My art feels very much a “you are what you eat” kind of art.

The musical thing I eat most is radio shows. When writing especially for Ensemble Modern, I am wanting to make an acoustic orchestral ensemble that can not only work as a vast biological being made from these special musical artists but also listen and respond to many musics in our society, many of which are not at all acoustic but substantially electronic. I want to do this in a way that is nevertheless still celebrating the rich humanity of each of the individual instrumentalists in the ensemble.

World building is something I am interested in especially as its use in video games and films and SF (sci-fi, string figures, speculative fiction). The piece is a world and within the world there are tunes and activities and things and creatures and people and emotions and gay people.

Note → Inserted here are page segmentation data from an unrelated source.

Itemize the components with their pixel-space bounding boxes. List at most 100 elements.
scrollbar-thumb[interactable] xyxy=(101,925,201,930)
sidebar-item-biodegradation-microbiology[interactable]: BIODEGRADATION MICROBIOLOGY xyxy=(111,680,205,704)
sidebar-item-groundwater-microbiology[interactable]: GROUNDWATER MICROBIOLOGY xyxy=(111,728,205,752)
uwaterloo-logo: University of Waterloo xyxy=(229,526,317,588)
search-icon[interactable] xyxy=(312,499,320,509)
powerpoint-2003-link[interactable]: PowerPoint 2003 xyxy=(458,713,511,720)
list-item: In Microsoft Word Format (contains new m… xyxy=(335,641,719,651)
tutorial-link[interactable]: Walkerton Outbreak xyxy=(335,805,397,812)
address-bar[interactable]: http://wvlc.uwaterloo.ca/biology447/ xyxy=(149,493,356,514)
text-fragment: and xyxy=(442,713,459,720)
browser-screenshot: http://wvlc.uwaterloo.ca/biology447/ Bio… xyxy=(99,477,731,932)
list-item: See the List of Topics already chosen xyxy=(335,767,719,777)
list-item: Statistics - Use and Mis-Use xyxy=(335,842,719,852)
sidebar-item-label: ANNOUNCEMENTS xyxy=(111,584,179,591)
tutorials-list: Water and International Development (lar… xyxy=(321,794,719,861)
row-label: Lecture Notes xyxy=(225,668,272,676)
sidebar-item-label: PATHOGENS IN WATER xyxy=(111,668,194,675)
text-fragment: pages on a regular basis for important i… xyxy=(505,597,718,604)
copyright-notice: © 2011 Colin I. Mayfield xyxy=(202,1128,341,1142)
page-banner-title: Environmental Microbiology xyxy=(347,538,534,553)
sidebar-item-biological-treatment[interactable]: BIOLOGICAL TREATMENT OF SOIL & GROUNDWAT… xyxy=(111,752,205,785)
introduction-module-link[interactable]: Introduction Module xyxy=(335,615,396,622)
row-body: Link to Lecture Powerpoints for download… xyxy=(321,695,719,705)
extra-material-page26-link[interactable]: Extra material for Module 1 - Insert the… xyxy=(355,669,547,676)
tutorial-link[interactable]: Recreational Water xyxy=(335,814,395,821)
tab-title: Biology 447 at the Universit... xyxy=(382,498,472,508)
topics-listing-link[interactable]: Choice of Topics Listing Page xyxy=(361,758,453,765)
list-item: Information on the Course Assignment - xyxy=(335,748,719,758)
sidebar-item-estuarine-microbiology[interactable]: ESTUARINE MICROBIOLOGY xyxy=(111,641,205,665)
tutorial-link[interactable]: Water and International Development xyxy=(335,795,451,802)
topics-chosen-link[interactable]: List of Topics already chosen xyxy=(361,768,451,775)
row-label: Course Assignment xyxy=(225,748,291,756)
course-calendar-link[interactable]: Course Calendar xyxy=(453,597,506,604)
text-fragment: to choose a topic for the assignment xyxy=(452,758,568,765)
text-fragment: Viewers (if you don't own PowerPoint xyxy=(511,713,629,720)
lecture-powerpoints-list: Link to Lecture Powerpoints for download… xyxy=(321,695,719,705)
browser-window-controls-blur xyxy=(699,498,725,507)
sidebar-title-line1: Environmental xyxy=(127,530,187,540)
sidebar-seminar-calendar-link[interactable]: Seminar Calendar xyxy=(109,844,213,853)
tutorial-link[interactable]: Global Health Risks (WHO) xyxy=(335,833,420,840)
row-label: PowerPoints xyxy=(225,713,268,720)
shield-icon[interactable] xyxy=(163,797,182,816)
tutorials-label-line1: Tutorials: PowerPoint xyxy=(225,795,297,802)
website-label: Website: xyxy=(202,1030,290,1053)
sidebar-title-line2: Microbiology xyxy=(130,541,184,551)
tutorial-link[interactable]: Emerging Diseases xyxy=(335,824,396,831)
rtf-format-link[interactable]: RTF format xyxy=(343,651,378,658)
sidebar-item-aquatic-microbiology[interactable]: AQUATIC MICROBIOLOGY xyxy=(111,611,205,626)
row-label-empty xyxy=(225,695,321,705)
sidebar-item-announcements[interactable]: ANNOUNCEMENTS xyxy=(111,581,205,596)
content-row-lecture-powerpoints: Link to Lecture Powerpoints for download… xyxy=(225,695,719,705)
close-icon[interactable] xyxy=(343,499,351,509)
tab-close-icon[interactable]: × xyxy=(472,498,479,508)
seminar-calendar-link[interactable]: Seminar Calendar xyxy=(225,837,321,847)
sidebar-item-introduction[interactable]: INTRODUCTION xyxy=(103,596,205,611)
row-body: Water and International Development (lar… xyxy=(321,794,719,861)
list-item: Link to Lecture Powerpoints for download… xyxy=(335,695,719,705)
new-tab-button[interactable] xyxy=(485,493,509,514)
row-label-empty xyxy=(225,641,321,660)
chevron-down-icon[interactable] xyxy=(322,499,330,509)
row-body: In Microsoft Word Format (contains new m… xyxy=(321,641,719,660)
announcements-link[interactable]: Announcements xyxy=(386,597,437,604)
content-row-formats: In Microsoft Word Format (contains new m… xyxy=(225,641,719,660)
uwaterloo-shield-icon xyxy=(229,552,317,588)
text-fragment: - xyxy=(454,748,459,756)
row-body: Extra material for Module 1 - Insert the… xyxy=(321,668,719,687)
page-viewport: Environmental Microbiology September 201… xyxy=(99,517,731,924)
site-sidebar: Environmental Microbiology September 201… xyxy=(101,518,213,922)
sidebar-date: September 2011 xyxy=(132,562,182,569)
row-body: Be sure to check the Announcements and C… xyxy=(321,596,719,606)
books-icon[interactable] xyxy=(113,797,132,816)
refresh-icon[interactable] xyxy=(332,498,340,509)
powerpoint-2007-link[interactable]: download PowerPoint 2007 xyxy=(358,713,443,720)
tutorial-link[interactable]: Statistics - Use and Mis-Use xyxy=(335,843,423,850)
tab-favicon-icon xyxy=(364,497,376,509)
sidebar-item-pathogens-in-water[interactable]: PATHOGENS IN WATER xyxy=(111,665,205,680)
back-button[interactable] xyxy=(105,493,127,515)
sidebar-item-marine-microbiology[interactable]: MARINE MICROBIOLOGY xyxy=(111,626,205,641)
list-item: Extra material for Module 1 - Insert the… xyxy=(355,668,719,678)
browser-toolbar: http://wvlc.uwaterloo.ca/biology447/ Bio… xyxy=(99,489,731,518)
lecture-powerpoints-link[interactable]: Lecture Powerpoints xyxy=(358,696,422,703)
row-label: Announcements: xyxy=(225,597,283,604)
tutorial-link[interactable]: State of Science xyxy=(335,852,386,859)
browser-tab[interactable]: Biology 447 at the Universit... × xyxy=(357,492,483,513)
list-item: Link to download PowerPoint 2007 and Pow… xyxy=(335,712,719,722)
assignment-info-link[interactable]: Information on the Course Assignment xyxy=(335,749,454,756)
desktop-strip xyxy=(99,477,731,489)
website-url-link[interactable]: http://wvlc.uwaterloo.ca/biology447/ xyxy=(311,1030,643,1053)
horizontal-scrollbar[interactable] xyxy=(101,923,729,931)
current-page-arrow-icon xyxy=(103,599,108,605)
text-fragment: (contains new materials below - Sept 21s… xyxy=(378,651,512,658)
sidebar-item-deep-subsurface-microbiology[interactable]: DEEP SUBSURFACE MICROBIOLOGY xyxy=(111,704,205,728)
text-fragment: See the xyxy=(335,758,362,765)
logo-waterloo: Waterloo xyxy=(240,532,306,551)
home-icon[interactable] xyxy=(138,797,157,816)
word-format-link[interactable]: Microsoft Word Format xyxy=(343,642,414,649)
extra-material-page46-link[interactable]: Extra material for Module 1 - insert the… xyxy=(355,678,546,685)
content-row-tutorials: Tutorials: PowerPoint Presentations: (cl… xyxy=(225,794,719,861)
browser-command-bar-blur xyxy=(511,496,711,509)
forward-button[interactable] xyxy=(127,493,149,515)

I am influenced a lot by sampled based music like Madlib, Hudson Mohawke, Susumu Yokota… but nothing I write/make is actually sampled in that way, everything is original. I really like writing the actual tunes and chords and grooves and melodies so this is the last thing I would want to outsource. More than that, I feel that me writing a tune is the most important aspect of my craft. For me in my music, the tune is the aspect of the music that contains the most “soul” or “complexity of the subconscious” or “humanity” or whatever you want to call it.

The piece constantly teases with a ghost of the “singing” voice. It uses many choral, belting, vocal samples in the synths, real live singing from the ensemble, and also the singing/sampled voices of me and my best friend Joy (in the titular song at the end of the piece).